The following code outputs outputs NaN
in Chrome while Firefox generates 1247547600000
.
var str = "2009/07/13 24:00:00-0500";
document.write(Date.parse(str));
See this fiddle.
How to solve this? Thank you!
EDIT: I've got the data from another company. I cannot change the data it generates. So What are the suggestions here?
The data generated:
{"day":"2009-07-13", "work":["11:16:35-12:03:12", "12:32:48-13:26:28", "13:39:09-13:39:12", "13:41:03-13:41:05", "14:18:09-24:00:00"]},
{"day":"2009-07-14", "work":["00:00:00-07:22:25", "07:22:25-07:22:28", "10:10:04-10:10:31", "10:10:32-10:15:33", "10:18:07-10:21:19", "11:04:49-11:06:15", "11:12:50-11:19:05", "11:19:11-11:19:19", "11:45:50-11:51:42", "11:51:43-11:53:55", "14:03:13-14:13:04", "14:23:55-14:31:28", "14:31:28-14:38:00", "14:38:00-14:49:04", "16:34:56-16:44:33", "16:46:37-16:48:10", "16:48:11-24:00:00"]}
Just had this problem and researched it.
According to Wikipedia: (see http://en.wikipedia.org/wiki/ISO_8601 )

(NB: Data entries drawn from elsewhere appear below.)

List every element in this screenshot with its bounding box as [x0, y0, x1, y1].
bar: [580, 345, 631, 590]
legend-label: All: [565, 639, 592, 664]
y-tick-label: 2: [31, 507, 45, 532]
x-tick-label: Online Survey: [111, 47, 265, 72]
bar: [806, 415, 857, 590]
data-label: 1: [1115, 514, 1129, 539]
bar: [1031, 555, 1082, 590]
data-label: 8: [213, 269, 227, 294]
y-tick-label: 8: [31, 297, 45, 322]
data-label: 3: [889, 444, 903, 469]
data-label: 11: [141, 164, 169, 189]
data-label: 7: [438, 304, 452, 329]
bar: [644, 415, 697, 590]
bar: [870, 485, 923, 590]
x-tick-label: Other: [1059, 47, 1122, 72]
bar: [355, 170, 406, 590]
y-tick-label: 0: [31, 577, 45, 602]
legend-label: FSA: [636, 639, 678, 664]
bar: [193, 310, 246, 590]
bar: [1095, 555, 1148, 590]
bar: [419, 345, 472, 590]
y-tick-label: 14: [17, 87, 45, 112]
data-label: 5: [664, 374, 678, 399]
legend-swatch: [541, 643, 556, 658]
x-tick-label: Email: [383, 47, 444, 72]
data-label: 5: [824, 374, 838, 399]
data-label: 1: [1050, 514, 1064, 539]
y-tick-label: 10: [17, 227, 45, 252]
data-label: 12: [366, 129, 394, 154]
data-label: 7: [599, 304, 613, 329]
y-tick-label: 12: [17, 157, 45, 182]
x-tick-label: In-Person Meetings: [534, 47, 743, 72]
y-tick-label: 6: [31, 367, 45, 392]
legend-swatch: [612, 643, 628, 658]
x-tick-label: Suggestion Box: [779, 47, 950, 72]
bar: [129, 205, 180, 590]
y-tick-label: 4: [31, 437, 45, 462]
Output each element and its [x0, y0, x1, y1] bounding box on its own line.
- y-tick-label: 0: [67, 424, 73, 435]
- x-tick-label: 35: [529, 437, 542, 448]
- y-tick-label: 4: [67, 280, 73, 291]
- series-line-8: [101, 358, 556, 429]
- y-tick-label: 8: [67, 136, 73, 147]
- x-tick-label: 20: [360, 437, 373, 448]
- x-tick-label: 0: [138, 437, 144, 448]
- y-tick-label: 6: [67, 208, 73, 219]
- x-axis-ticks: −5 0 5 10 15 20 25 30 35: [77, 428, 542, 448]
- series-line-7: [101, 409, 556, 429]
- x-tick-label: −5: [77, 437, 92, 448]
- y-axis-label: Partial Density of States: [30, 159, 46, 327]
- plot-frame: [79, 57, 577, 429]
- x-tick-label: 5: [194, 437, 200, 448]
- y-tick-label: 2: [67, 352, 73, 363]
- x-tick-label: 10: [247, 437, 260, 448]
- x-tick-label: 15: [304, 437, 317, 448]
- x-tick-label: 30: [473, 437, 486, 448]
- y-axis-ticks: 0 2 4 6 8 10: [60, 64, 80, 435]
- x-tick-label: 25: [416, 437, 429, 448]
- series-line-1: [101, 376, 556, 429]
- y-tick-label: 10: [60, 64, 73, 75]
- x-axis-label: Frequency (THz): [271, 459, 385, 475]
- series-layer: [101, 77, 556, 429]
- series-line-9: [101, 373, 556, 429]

Midnight is a special case and can be referred to as both "00:00" and "24:00". The notation "00:00" is used at the beginning of a calendar day and is the more frequently used. At the end of a day use "24:00". Note that "2007-04-05T24:00" is the same instant as "2007-04-06T00:00" (see Combined date and time representations below).
So it seems Chrome is wrong.
You are asking the browser to parse an invalid time. 24:00 isn't valid. You probably mean 0:00 of the next day. Chrome is correct in rejecting it. Firefox is simply more forgiving.
Consider that there are 24 hours in the day. If the first hour is 00, then the last hour is 23.